Все это я вспоминал, все разрозненные сценки, увиденные тогда в Бруклине, и одновременно пришло зловещее воспоминание о самой вершине этого ночного мира, о высотах его во всем блеске богатства, об изысканных, утонченных удовольствиях тех, кто вознесен на вершину, и об их холодном равнодушии к страданиям и несправедливости, на которых покоится это их благополучие. Все это вспомнилось мне теперь уже как единая цельная картина.
Так случилось, что в этом далеком краю, среди остро волнующих и тревожных обстоятельств чужой мне жизни, я впервые ощутил в полной мере, как больна Америка, и увидел также, что болезнь ее сродни немецкой — грозный недуг, поразивший душу человечества. Один из моих немецких друзей, Франц Хейлиг, позже сказал мне то же самое.

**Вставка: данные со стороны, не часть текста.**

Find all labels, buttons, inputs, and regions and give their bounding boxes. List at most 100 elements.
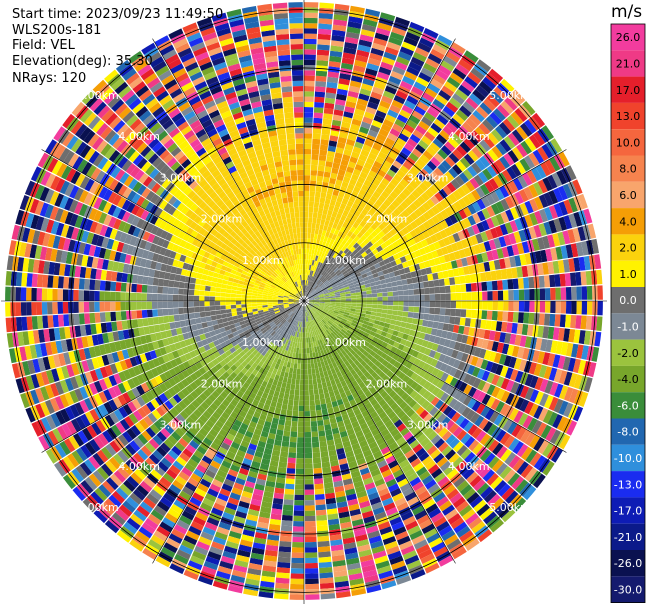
range-gate-cell	[235, 354, 242, 361]
range-gate-cell	[396, 280, 403, 286]
range-gate-cell	[233, 227, 241, 235]
range-gate-cell	[131, 274, 139, 284]
range-gate-cell	[137, 318, 144, 328]
range-gate-cell	[246, 396, 254, 404]
range-gate-cell	[273, 318, 279, 323]
range-gate-cell	[342, 316, 349, 320]
range-gate-cell	[327, 385, 334, 393]
range-gate-cell	[289, 367, 294, 374]
range-gate-cell	[299, 305, 303, 311]
range-gate-cell	[287, 329, 292, 335]
range-gate-cell	[314, 298, 320, 300]
range-gate-cell	[211, 277, 218, 283]
range-gate-cell	[257, 305, 263, 309]
range-gate-cell	[309, 299, 315, 301]
range-gate-cell	[306, 253, 309, 260]
range-gate-cell	[278, 220, 284, 227]
range-gate-cell	[382, 269, 389, 275]
range-gate-cell	[459, 317, 466, 326]
range-gate-cell	[308, 281, 312, 287]
range-gate-cell	[343, 272, 350, 278]
range-gate-cell	[332, 312, 339, 316]
range-gate-cell	[299, 305, 302, 311]
range-gate-cell	[271, 315, 277, 320]
range-gate-cell	[333, 206, 340, 213]
range-gate-cell	[236, 311, 243, 316]
range-gate-cell	[332, 405, 340, 413]
range-gate-cell	[346, 345, 353, 352]
range-gate-cell	[384, 355, 392, 363]
range-gate-cell	[377, 304, 383, 309]
range-gate-cell	[191, 271, 198, 279]
range-gate-cell	[250, 320, 257, 325]
range-gate-cell	[202, 269, 210, 276]
range-gate-cell	[304, 431, 312, 438]
range-gate-cell	[331, 324, 337, 329]
range-gate-cell	[261, 203, 268, 210]
range-gate-cell	[304, 358, 308, 364]
range-gate-cell	[335, 304, 341, 307]
range-gate-cell	[83, 290, 90, 301]
range-gate-cell	[226, 227, 234, 235]
range-gate-cell	[298, 321, 301, 327]
range-gate-cell	[287, 279, 292, 285]
range-gate-cell	[338, 403, 346, 411]
range-gate-cell	[333, 267, 339, 273]
range-gate-cell	[284, 293, 290, 297]
range-gate-cell	[320, 320, 326, 326]
range-gate-cell	[220, 309, 227, 315]
range-gate-cell	[329, 279, 335, 284]
range-gate-cell	[217, 348, 225, 356]
range-gate-cell	[218, 375, 227, 383]
range-gate-cell	[196, 254, 204, 262]
range-gate-cell	[309, 400, 315, 406]
range-gate-cell	[377, 325, 384, 331]
range-gate-cell	[311, 290, 317, 295]
range-gate-cell	[146, 301, 153, 310]
range-gate-cell	[251, 355, 258, 363]
range-gate-cell	[292, 265, 296, 272]
range-gate-cell	[329, 306, 335, 309]
range-gate-cell	[373, 241, 381, 249]
range-gate-cell	[326, 226, 332, 233]
range-gate-cell	[237, 238, 245, 245]
range-gate-cell	[322, 176, 330, 183]
range-gate-cell	[401, 261, 409, 269]
range-gate-cell	[324, 296, 331, 299]
range-gate-cell	[315, 273, 320, 279]
range-gate-cell	[311, 260, 315, 266]
range-gate-cell	[390, 334, 397, 342]
range-gate-cell	[344, 360, 351, 367]
range-gate-cell	[115, 291, 121, 301]
range-gate-cell	[288, 298, 294, 300]
range-gate-cell	[237, 283, 244, 288]
range-gate-cell	[341, 356, 348, 363]
range-gate-cell	[301, 285, 303, 291]
range-gate-cell	[385, 332, 393, 339]
range-gate-cell	[348, 284, 355, 289]
range-gate-cell	[315, 191, 321, 198]
range-gate-cell	[359, 338, 366, 344]
range-gate-cell	[306, 342, 309, 349]
range-gate-cell	[344, 331, 351, 338]
range-gate-cell	[272, 301, 278, 303]
range-gate-cell	[289, 294, 295, 298]
range-gate-cell	[314, 272, 319, 278]
range-gate-cell	[323, 359, 329, 366]
range-gate-cell	[359, 393, 367, 401]
range-gate-cell	[304, 421, 311, 427]
range-gate-cell	[322, 264, 327, 271]
range-gate-cell	[313, 295, 319, 298]
range-gate-cell	[247, 286, 254, 291]
range-gate-cell	[378, 335, 386, 342]
range-gate-cell	[137, 275, 144, 284]
range-gate-cell	[424, 294, 430, 301]
range-gate-cell	[298, 353, 302, 359]
range-gate-cell	[309, 298, 315, 300]
range-gate-cell	[414, 295, 420, 301]
range-gate-cell	[347, 279, 353, 284]
range-gate-cell	[404, 254, 412, 262]
range-gate-cell	[335, 341, 341, 348]
range-gate-cell	[295, 259, 299, 266]
range-gate-cell	[304, 390, 309, 396]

Германии уже не поможешь: болезнь зашла слишком далеко, ее уже ничто не оборвет — разве только смерть, разрушение, гибель. Но в Америке, мне кажется, это еще не смертельно, не неизлечимо, — пока еще нет. Недуг ужасен, и он станет еще ужасней, если в Америке, как в Германии, людьми завладеет боязнь взглянуть в глаза самому страху, боязнь исследовать, что стоит за ним, что его порождает, боязнь сказать об этом правду. Америка молода, она все еще Новый Свет, надежда человечества, Америка не то, что эта старая истасканная Европа, в которой гнездятся и гноятся тысячи глубоко въевшихся, не устраненных древних болезней. Америка еще жизнеспособна, еще поддается лечению… если только… если только люди перестанут бояться правды. Ибо ясный и резкий свет правды — затемненный здесь, в Германии, до полного исчезновения, — вот единственное лекарство, которое может очистить и исцелить страждущую душу человеческую.
За такой вот ночью полного прозрения снова наступал день, прохладное румяное утро, — бронзово-золотые сосны, прозрачные пруды в раме зелени, волшебные сады и парки, — и, однако, все стало иным. Ибо теперь я знал, что есть в жизни еще и нечто другое, молодое, как утро, и древнее, как сама преисподняя, — извечное зло, проявившееся здесь, в Германии, в самой страшной своей форме и впервые облеченное в слова, выраженное системой фраз и обдуманных гнусных деяний. День за днем все это просачивалось и впитывалось, и вот уже во всем, в жизни каждого, с кем я встречался и соприкасался, я видел пагубные следы этой чудовищной скверны.